House Unveils $25.2B NASA Funding Proposal

An illustration of the Mars sample return mission. Image: NASA

The House unveiled its $25.2B fiscal 2025 budget for NASA, shorting the space agency by about $204.1M compared to its original request. 

The topline budget included in the draft bill from the House Appropriations Committee would give the agency $303.6M more than it received in fiscal 2024. 

By the numbers: The $25.2B budget plan is broken down into several buckets, including: 

  • $7.3B for science, including $2.9B for planetary science and $2B for Earth science
  • $7.6B for exploration
  • $1.2B for space technology
  • $89M for STEM

Moon bound: Lawmakers expressed strong support for NASA’s work with the commercial sector to deliver cargo to the lunar surface under the CLPS program, which the bill fully funds. 

“The Committee notes the importance of CLPS funding remaining at no less than the fiscal year 2024 enacted level, to grow the space economy and to create lasting, affordable commercial operations on the Moon,” the bill report says. “The Committee emphasizes the importance of the CLPS program in maintaining American leadership in space, developing a domestic space industrial base for the U.S.’s return to the Moon.”

To Mars? Appropriators have also bought in on NASA’s plans to bring Martian samples to Earth. The bill would require the agency to spend $650M—$450M more than NASA requested—on the program in fiscal 2025, with the report citing “concerns” over how prior cuts to the mission “have led to serious losses in NASA’s high-skilled workforce” that will hurt both this mission and other planetary science efforts in the future. 

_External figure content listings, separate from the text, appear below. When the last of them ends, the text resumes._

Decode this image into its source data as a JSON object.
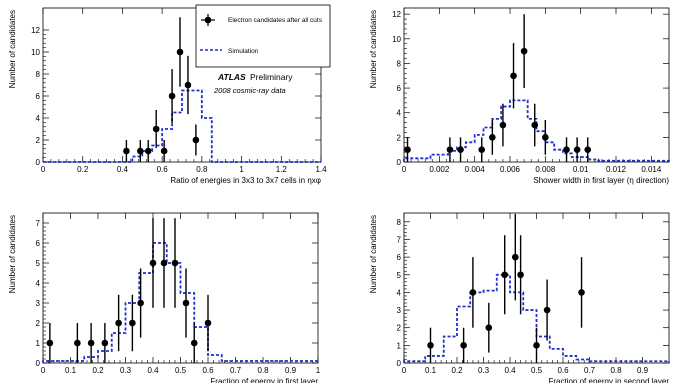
{
  "legend": {
    "data_label": "Electron candidates after all cuts",
    "sim_label": "Simulation",
    "atlas": "ATLAS",
    "preliminary": "Preliminary",
    "dataset": "2008 cosmic-ray data"
  },
  "colors": {
    "data": "#000000",
    "simulation": "#1f2fd0"
  },
  "chart_data": [
    {
      "type": "scatter",
      "xlabel": "Ratio of energies in 3x3 to 3x7 cells in ηxφ",
      "ylabel": "Number of candidates",
      "xlim": [
        0,
        1.4
      ],
      "ylim": [
        0,
        14
      ],
      "xticks": [
        0,
        0.2,
        0.4,
        0.6,
        0.8,
        1,
        1.2,
        1.4
      ],
      "xticklabels": [
        "0",
        "0.2",
        "0.4",
        "0.6",
        "0.8",
        "1",
        "1.2",
        "1.4"
      ],
      "yticks": [
        0,
        2,
        4,
        6,
        8,
        10,
        12
      ],
      "yticklabels": [
        "0",
        "2",
        "4",
        "6",
        "8",
        "10",
        "12"
      ],
      "series": [
        {
          "name": "Electron candidates after all cuts",
          "kind": "points",
          "x": [
            0.42,
            0.49,
            0.53,
            0.57,
            0.61,
            0.65,
            0.69,
            0.73,
            0.77
          ],
          "y": [
            1,
            1,
            1,
            3,
            1,
            6,
            10,
            7,
            2
          ],
          "yerr": [
            1.0,
            1.0,
            1.0,
            1.73,
            1.0,
            2.45,
            3.16,
            2.65,
            1.41
          ]
        },
        {
          "name": "Simulation",
          "kind": "step",
          "edges": [
            0.45,
            0.5,
            0.55,
            0.6,
            0.65,
            0.7,
            0.75,
            0.8,
            0.85
          ],
          "values": [
            0.5,
            1,
            1.5,
            3,
            4.5,
            6.5,
            6.5,
            4
          ]
        }
      ]
    },
    {
      "type": "scatter",
      "xlabel": "Shower width in first layer (η direction)",
      "ylabel": "Number of candidates",
      "xlim": [
        0,
        0.015
      ],
      "ylim": [
        0,
        12.5
      ],
      "xticks": [
        0,
        0.002,
        0.004,
        0.006,
        0.008,
        0.01,
        0.012,
        0.014
      ],
      "xticklabels": [
        "0",
        "0.002",
        "0.004",
        "0.006",
        "0.008",
        "0.01",
        "0.012",
        "0.014"
      ],
      "yticks": [
        0,
        2,
        4,
        6,
        8,
        10,
        12
      ],
      "yticklabels": [
        "0",
        "2",
        "4",
        "6",
        "8",
        "10",
        "12"
      ],
      "series": [
        {
          "name": "Electron candidates after all cuts",
          "kind": "points",
          "x": [
            0.0002,
            0.0026,
            0.0032,
            0.0044,
            0.005,
            0.0056,
            0.0062,
            0.0068,
            0.0074,
            0.008,
            0.0092,
            0.0098,
            0.0104
          ],
          "y": [
            1,
            1,
            1,
            1,
            2,
            3,
            7,
            9,
            3,
            2,
            1,
            1,
            1
          ],
          "yerr": [
            1.0,
            1.0,
            1.0,
            1.0,
            1.41,
            1.73,
            2.65,
            3.0,
            1.73,
            1.41,
            1.0,
            1.0,
            1.0
          ]
        },
        {
          "name": "Simulation",
          "kind": "step",
          "edges": [
            0.0,
            0.0015,
            0.0025,
            0.003,
            0.0035,
            0.004,
            0.0045,
            0.005,
            0.0055,
            0.006,
            0.007,
            0.0075,
            0.008,
            0.0085,
            0.009,
            0.0095,
            0.0105,
            0.011,
            0.015
          ],
          "values": [
            0.3,
            0.6,
            0.9,
            1.2,
            1.6,
            2.2,
            2.8,
            3.5,
            4.5,
            5.0,
            3.5,
            2.5,
            1.6,
            1.0,
            0.7,
            0.4,
            0.2,
            0.1
          ]
        }
      ]
    },
    {
      "type": "scatter",
      "xlabel": "Fraction of energy in first layer",
      "ylabel": "Number of candidates",
      "xlim": [
        0,
        1
      ],
      "ylim": [
        0,
        7.5
      ],
      "xticks": [
        0,
        0.1,
        0.2,
        0.3,
        0.4,
        0.5,
        0.6,
        0.7,
        0.8,
        0.9,
        1
      ],
      "xticklabels": [
        "0",
        "0.1",
        "0.2",
        "0.3",
        "0.4",
        "0.5",
        "0.6",
        "0.7",
        "0.8",
        "0.9",
        "1"
      ],
      "yticks": [
        0,
        1,
        2,
        3,
        4,
        5,
        6,
        7
      ],
      "yticklabels": [
        "0",
        "1",
        "2",
        "3",
        "4",
        "5",
        "6",
        "7"
      ],
      "series": [
        {
          "name": "Electron candidates after all cuts",
          "kind": "points",
          "x": [
            0.025,
            0.125,
            0.175,
            0.225,
            0.275,
            0.325,
            0.355,
            0.4,
            0.44,
            0.48,
            0.52,
            0.55,
            0.6
          ],
          "y": [
            1,
            1,
            1,
            1,
            2,
            2,
            3,
            5,
            5,
            5,
            3,
            1,
            2
          ],
          "yerr": [
            1.0,
            1.0,
            1.0,
            1.0,
            1.41,
            1.41,
            1.73,
            2.24,
            2.24,
            2.24,
            1.73,
            1.0,
            1.41
          ]
        },
        {
          "name": "Simulation",
          "kind": "step",
          "edges": [
            0.0,
            0.15,
            0.2,
            0.25,
            0.3,
            0.35,
            0.4,
            0.45,
            0.5,
            0.55,
            0.6,
            0.65,
            1.0
          ],
          "values": [
            0.1,
            0.3,
            0.6,
            1.5,
            3.0,
            4.5,
            6.0,
            5.0,
            3.5,
            1.8,
            0.4,
            0.1
          ]
        }
      ]
    },
    {
      "type": "scatter",
      "xlabel": "Fraction of energy in second layer",
      "ylabel": "Number of candidates",
      "xlim": [
        0,
        1
      ],
      "ylim": [
        0,
        8.5
      ],
      "xticks": [
        0,
        0.1,
        0.2,
        0.3,
        0.4,
        0.5,
        0.6,
        0.7,
        0.8,
        0.9
      ],
      "xticklabels": [
        "0",
        "0.1",
        "0.2",
        "0.3",
        "0.4",
        "0.5",
        "0.6",
        "0.7",
        "0.8",
        "0.9"
      ],
      "yticks": [
        0,
        1,
        2,
        3,
        4,
        5,
        6,
        7,
        8
      ],
      "yticklabels": [
        "0",
        "1",
        "2",
        "3",
        "4",
        "5",
        "6",
        "7",
        "8"
      ],
      "series": [
        {
          "name": "Electron candidates after all cuts",
          "kind": "points",
          "x": [
            0.1,
            0.225,
            0.26,
            0.32,
            0.38,
            0.42,
            0.44,
            0.5,
            0.54,
            0.67
          ],
          "y": [
            1,
            1,
            4,
            2,
            5,
            6,
            5,
            1,
            3,
            4
          ],
          "yerr": [
            1.0,
            1.0,
            2.0,
            1.41,
            2.24,
            2.45,
            2.24,
            1.0,
            1.73,
            2.0
          ]
        },
        {
          "name": "Simulation",
          "kind": "step",
          "edges": [
            0.0,
            0.08,
            0.15,
            0.2,
            0.25,
            0.3,
            0.35,
            0.4,
            0.45,
            0.5,
            0.55,
            0.6,
            0.65,
            0.7,
            1.0
          ],
          "values": [
            0.1,
            0.4,
            1.5,
            3.2,
            4.0,
            4.1,
            5.0,
            4.0,
            3.0,
            1.5,
            0.8,
            0.4,
            0.2,
            0.1
          ]
        }
      ]
    }
  ]
}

Lawmakers also asked NASA for more info on its pivot to use industry for the sample return mission. The bill would require NASA to submit a report with details on how it intends to evaluate proposals from the private sector.

What’s next: House lawmakers are meeting this morning to mark up the bill, which will still need to be approved by the full chamber and reconciled with the Senate’s spending plan before it becomes law.